相変わらず1万ドルで現地で購入したハワイアンショアーズの土地を、日本で700万円くらいで売った。

そしてお客さんの懐具合によっては、西側のワイコロアヴィレッジを勧め、4万ドルで仕入れた土地を1500万円で売った。

ロングステイまでまだ間がある現役世代の顧客たちには、「将来値上がりするから」「来たる日の建築費用のために」、「いつでもうちで引き取りますから」と言って、ハワイアンエーカーズの土地を勧めた。
そこは3エーカー(約3600坪)の原生林のジャングルの土地だった。
道路は未舗装で、溶岩台地そのものだから凹凸は特に激しい。しかも雨の多いこのプナ地区、一度シャワーがあれば四駆でもタフな道だった。
おまけに水道も電気もない。遠くでは野良犬が吠えている。あちこちに廃車が積み上げられている。当然管理組合もない。
もし家でも建ててロングステイをしたら、次来る時には恐らく車も何も果たしてそのまま残ってはいないだろう、そういう場所。
値上がり?投資?
この場所に最もそぐわない言葉だった。

そのはずだった、、、

しかし、その言葉がまさか現実のものとなってしまう。

例のサブプライムローンから始まる米国住宅バブルが始まったのだ。

真っ先にホノルルやマウイの不動産価格が高騰し出した。

やがて田舎のハワイ島でも、西側の地域で値が上がり出した。
ワイコロアヴィレッジの土地は20万ドルを優に超えた。

バブル最後の方では、ハワイアンショアーズの土地価格までも上昇した。
2万ドルとなり、程なく3万ドルとなった。そして4万ドルをも超えた。

しかし、ハワイアンショアーズを主に扱っていた会社はここで困ってしまった。

仕入れ値が高騰すれば売値も高くしなくてはならない。
しかしハワイ島東側の”年金”での”田舎暮らし”を売り文句にしていたそれに1千万以上の価格は付けにくい。

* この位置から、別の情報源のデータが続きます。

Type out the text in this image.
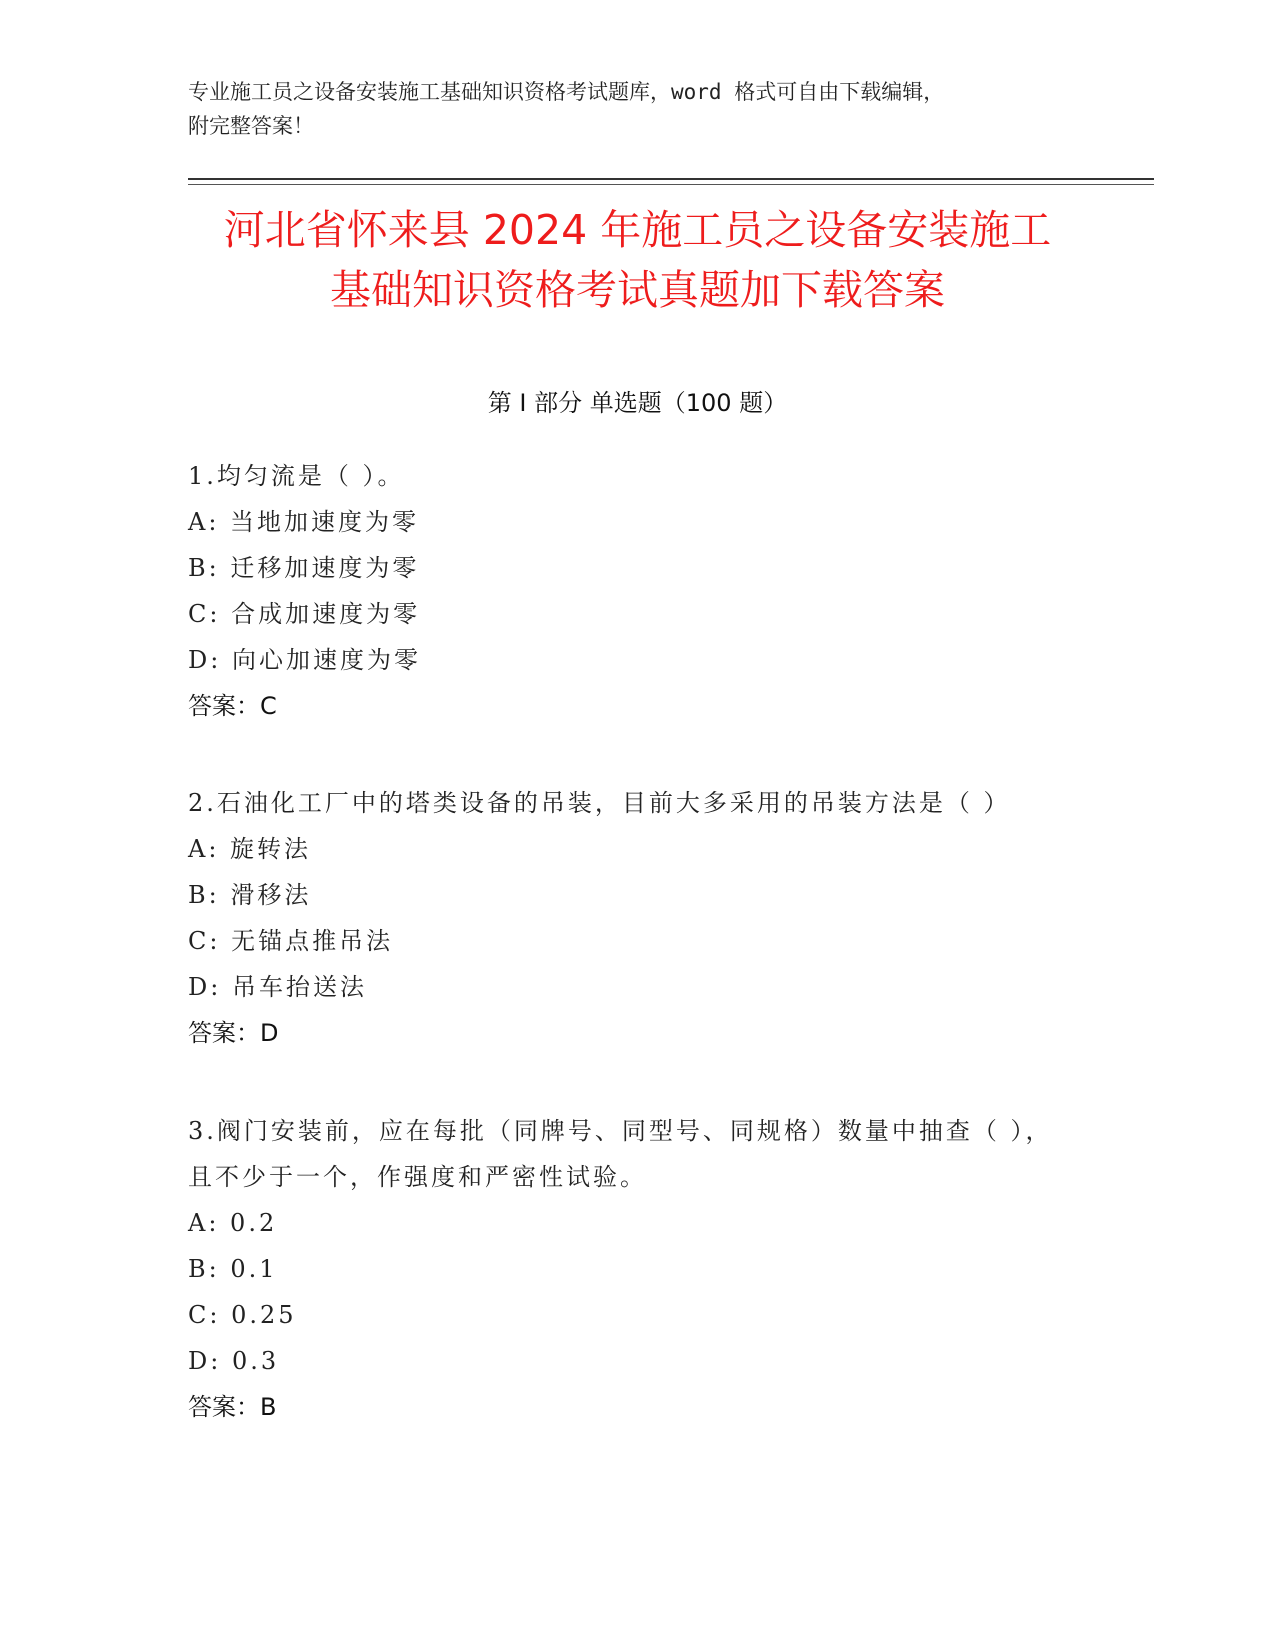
专业施工员之设备安装施工基础知识资格考试题库，word 格式可自由下载编辑，
附完整答案！
河北省怀来县 2024 年施工员之设备安装施工
基础知识资格考试真题加下载答案
第 I 部分 单选题（100 题）
1.均匀流是（ ）。
A: 当地加速度为零
B: 迁移加速度为零
C: 合成加速度为零
D: 向心加速度为零
答案：C
2.石油化工厂中的塔类设备的吊装，目前大多采用的吊装方法是（ ）
A: 旋转法
B: 滑移法
C: 无锚点推吊法
D: 吊车抬送法
答案：D
3.阀门安装前，应在每批（同牌号、同型号、同规格）数量中抽查（ ），且不少于一个，作强度和严密性试验。
A: 0.2
B: 0.1
C: 0.25
D: 0.3
答案：B
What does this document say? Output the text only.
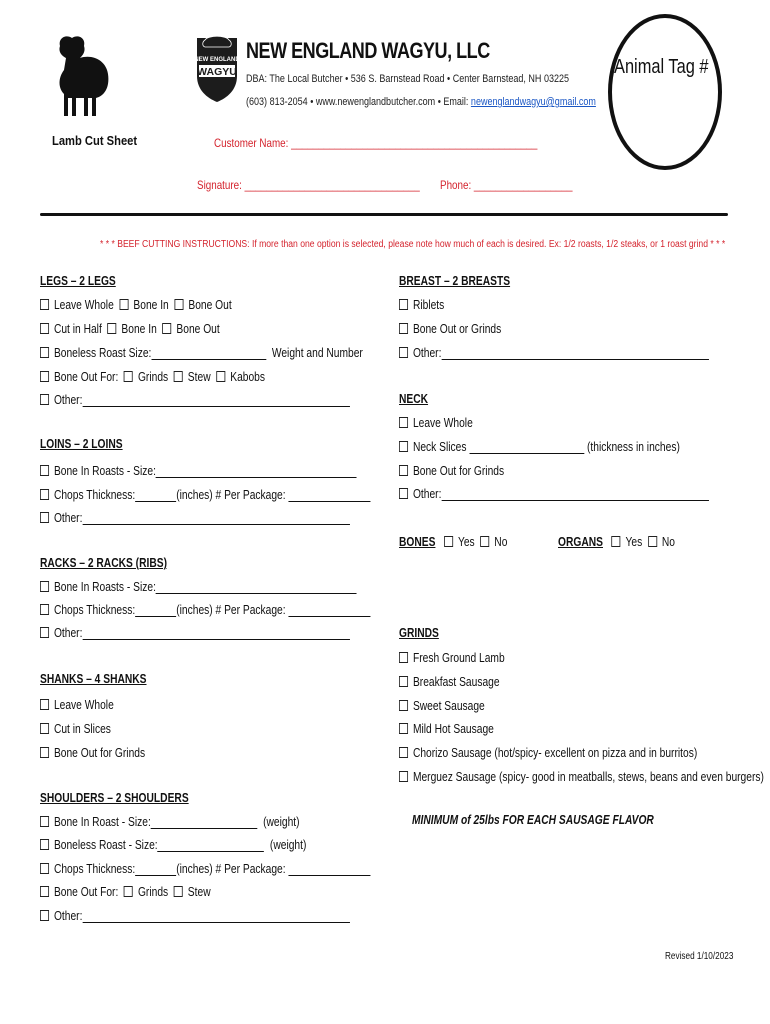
NEW ENGLAND
WAGYU
NEW ENGLAND WAGYU, LLC
DBA: The Local Butcher • 536 S. Barnstead Road • Center Barnstead, NH 03225
(603) 813-2054 • www.newenglandbutcher.com • Email: newenglandwagyu@gmail.com
Animal Tag #
Lamb Cut Sheet	Customer Name: _____________________________________________
Signature: ________________________________ Phone: __________________
* * * BEEF CUTTING INSTRUCTIONS: If more than one option is selected, please note how much of each is desired. Ex: 1/2 roasts, 1/2 steaks, or 1 roast grind * * *
LEGS – 2 LEGS
Leave Whole Bone In Bone Out
Cut in Half Bone In Bone Out
Boneless Roast Size:	Weight and Number
Bone Out For: Grinds Stew Kabobs
Other:
LOINS – 2 LOINS
Bone In Roasts - Size:
Chops Thickness:	(inches) # Per Package:
Other:
RACKS – 2 RACKS (RIBS)
Bone In Roasts - Size:
Chops Thickness:	(inches) # Per Package:
Other:
SHANKS – 4 SHANKS
Leave Whole
Cut in Slices
Bone Out for Grinds
SHOULDERS – 2 SHOULDERS
Bone In Roast - Size:	(weight)
Boneless Roast - Size:	(weight)
Chops Thickness:	(inches) # Per Package:
Bone Out For: Grinds Stew
Other:
BREAST – 2 BREASTS
Riblets
Bone Out or Grinds
Other:
NECK
Leave Whole
Neck Slices	(thickness in inches)
Bone Out for Grinds
Other:
BONES Yes No	ORGANS Yes No
GRINDS
Fresh Ground Lamb
Breakfast Sausage
Sweet Sausage
Mild Hot Sausage
Chorizo Sausage (hot/spicy- excellent on pizza and in burritos)
Merguez Sausage (spicy- good in meatballs, stews, beans and even burgers)
MINIMUM of 25lbs FOR EACH SAUSAGE FLAVOR
Revised 1/10/2023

そこで会社では、それまで放っておいた売却希望の顧客から土地を買い戻すことにした。
言葉巧みに、そして売りたい相手の弱みに付け込み、現地市場より格安で買い取り、それを即新しい顧客へと高値で転売した。

アイナロアを主に扱っていた会社も同様なことをやり始めていた。
でもこの会社では転売を日本人向けにではなく、逆に現地市場へ、高騰するマーケットへ”正規に”転売した。
これに追随する新しい会社も起こった。
情報が公正で透明なハワイの不動産業界の事情を逆手に取り、ハワイ州登記所やハワイ郡役所のデータから日本人の土地所有者リストを作成し、日本で安く買いたたき、現地で高く売った。

そして程なく、リーマンショックが起こった。